Make decision tree from iris data

Taken from Google's Visualizing a Decision Tree - Machine Learning Recipes #2


In [1]:
import numpy as np
from sklearn import tree
from sklearn.datasets import load_iris

In [2]:
iris = load_iris()

In [3]:
iris.keys()


Out[3]:
dict_keys(['feature_names', 'DESCR', 'data', 'target', 'target_names'])

In [4]:
iris.feature_names


Out[4]:
['sepal length (cm)',
 'sepal width (cm)',
 'petal length (cm)',
 'petal width (cm)']

In [5]:
iris.target_names


Out[5]:
array(['setosa', 'versicolor', 'virginica'], 
      dtype='<U10')

In [6]:
# Withhold 3 for testing
test_idx = [0, 50, 100]

train_data = np.delete(iris.data, test_idx, axis=0)
train_target = np.delete(iris.target, test_idx)

In [7]:
test_target = iris.target[test_idx]  # array([0, 1, 2])

In [8]:
test_data = iris.data[test_idx]  # array([[ 5.1,  3.5,  1.4,  0.2], [ 7. ,  3.2,  4.7,  1.4], ...])

Decision Tree


In [9]:
clf = tree.DecisionTreeClassifier()
clf.fit(train_data, train_target)


Out[9]:
DecisionTreeClassifier(class_weight=None, criterion='gini', max_depth=None,
            max_features=None, max_leaf_nodes=None, min_samples_leaf=1,
            min_samples_split=2, min_weight_fraction_leaf=0.0,
            presort=False, random_state=None, splitter='best')

In [10]:
# make prediction
clf.predict(test_data)


Out[10]:
array([0, 1, 2])

In [11]:
# matches input labels?
clf.predict(test_data) == test_target


Out[11]:
array([ True,  True,  True], dtype=bool)

Write tree output


In [12]:
from sklearn.externals.six import StringIO
import pydotplus # note installed pydotplus for Py3 compatibility

In [13]:
dot_data = StringIO()

tree.export_graphviz(clf, 
                     out_file=dot_data, 
                     feature_names=iris.feature_names, 
                     class_names=iris.target_names, 
                     filled=True, 
                     rounded=True, 
                     impurity=False)

In [14]:
graph = pydotplus.graph_from_dot_data(dot_data.getvalue())

In [15]:
# graphviz installed on mac with `brew install graphviz`
graph.write_pdf('iris.pdf')

# open -a preview ~/ipython/tensorflow/iris.pdf


Out[15]:
True

Linear regression


In [17]:
# http://scikit-learn.org/stable/auto_examples/linear_model/plot_ols.html
import matplotlib.pyplot as plt
from sklearn import linear_model

In [19]:
# Use fit_intercept=False for Multivariate Linear Regression Model
# http://stackoverflow.com/a/24394996
clf = linear_model.LinearRegression(fit_intercept=False)
clf.fit(train_data, train_target)


Out[19]:
LinearRegression(copy_X=True, fit_intercept=False, n_jobs=1, normalize=False)

In [36]:
clf.predict(test_data)


Out[36]:
array([-0.08013057,  1.23215707,  2.24961979])

In [37]:
test_target


Out[37]:
array([0, 1, 2])

In [34]:
# from Wiki: RSS "is a measure of the discrepancy between the data and an estimation model"
print("Residual sum of squares: %.2f" % np.mean((clf.predict(test_data) - test_target) ** 2))

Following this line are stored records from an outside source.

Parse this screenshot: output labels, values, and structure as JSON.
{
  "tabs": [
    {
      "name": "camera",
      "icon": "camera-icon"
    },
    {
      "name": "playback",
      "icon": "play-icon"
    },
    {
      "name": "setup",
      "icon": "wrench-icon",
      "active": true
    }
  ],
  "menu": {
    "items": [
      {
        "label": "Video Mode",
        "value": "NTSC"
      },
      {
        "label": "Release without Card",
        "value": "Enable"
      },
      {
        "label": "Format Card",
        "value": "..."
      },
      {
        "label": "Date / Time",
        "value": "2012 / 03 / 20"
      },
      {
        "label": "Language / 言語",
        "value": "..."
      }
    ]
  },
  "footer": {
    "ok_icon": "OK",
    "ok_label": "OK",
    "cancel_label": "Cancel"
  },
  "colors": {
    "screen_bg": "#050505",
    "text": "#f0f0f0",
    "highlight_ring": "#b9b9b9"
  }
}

Residual sum of squares: 0.04

In [35]:
# .score() returns the coefficient of determination R^2 of the prediction.
# 1 is perfect prediction
print('Variance score: %.2f' % clf.score(test_data, test_target))


Variance score: 0.94

In [22]:
print('Coefficients:', clf.coef_)


Coefficients: [-0.08676014 -0.0213177   0.22568859  0.6049702 ]

In [40]:
#? Is this right?
list(zip(clf.coef_, iris.feature_names))


Out[40]:
[(-0.086760138420102398, 'sepal length (cm)'),
 (-0.021317695845585738, 'sepal width (cm)'),
 (0.2256885930920452, 'petal length (cm)'),
 (0.60497020008502655, 'petal width (cm)')]

Logistic regression


In [57]:
clf = linear_model.LogisticRegression()

In [58]:
clf.fit(train_data, train_target)


Out[58]:
LogisticRegression(C=1.0, class_weight=None, dual=False, fit_intercept=True,
          intercept_scaling=1, max_iter=100, multi_class='ovr', n_jobs=1,
          penalty='l2', random_state=None, solver='liblinear', tol=0.0001,
          verbose=0, warm_start=False)

In [44]:
clf.predict(test_data)


Out[44]:
array([0, 1, 2])

In [45]:
clf.predict(test_data) == test_target


Out[45]:
array([ True,  True,  True], dtype=bool)

In [47]:
clf.score(test_data, test_target)


Out[47]:
1.0

Random forest classifier


In [64]:
from sklearn.ensemble import RandomForestClassifier

In [65]:
clf = RandomForestClassifier()

In [66]:
clf.fit(train_data, train_target)


Out[66]:
RandomForestClassifier(bootstrap=True, class_weight=None, criterion='gini',
            max_depth=None, max_features='auto', max_leaf_nodes=None,
            min_samples_leaf=1, min_samples_split=2,
            min_weight_fraction_leaf=0.0, n_estimators=10, n_jobs=1,
            oob_score=False, random_state=None, verbose=0,
            warm_start=False)

In [69]:
clf.score(test_data, test_target)


Out[69]:
1.0

In [71]:
clf.predict(test_data) == test_target


Out[71]:
array([ True,  True,  True], dtype=bool)

Random forest regressor


In [9]:
from sklearn.ensemble import RandomForestRegressor

In [10]:
clf = RandomForestRegressor()

In [11]:
clf.fit(train_data, train_target)


Out[11]:
RandomForestRegressor(bootstrap=True, criterion='mse', max_depth=None,
           max_features='auto', max_leaf_nodes=None, min_samples_leaf=1,
           min_samples_split=2, min_weight_fraction_leaf=0.0,
           n_estimators=10, n_jobs=1, oob_score=False, random_state=None,
           verbose=0, warm_start=False)

In [12]:
clf.score(test_data, test_target)


Out[12]:
1.0

In [13]:
clf.predict(test_data) == test_target


Out[13]:
array([ True,  True,  True], dtype=bool)

In [ ]: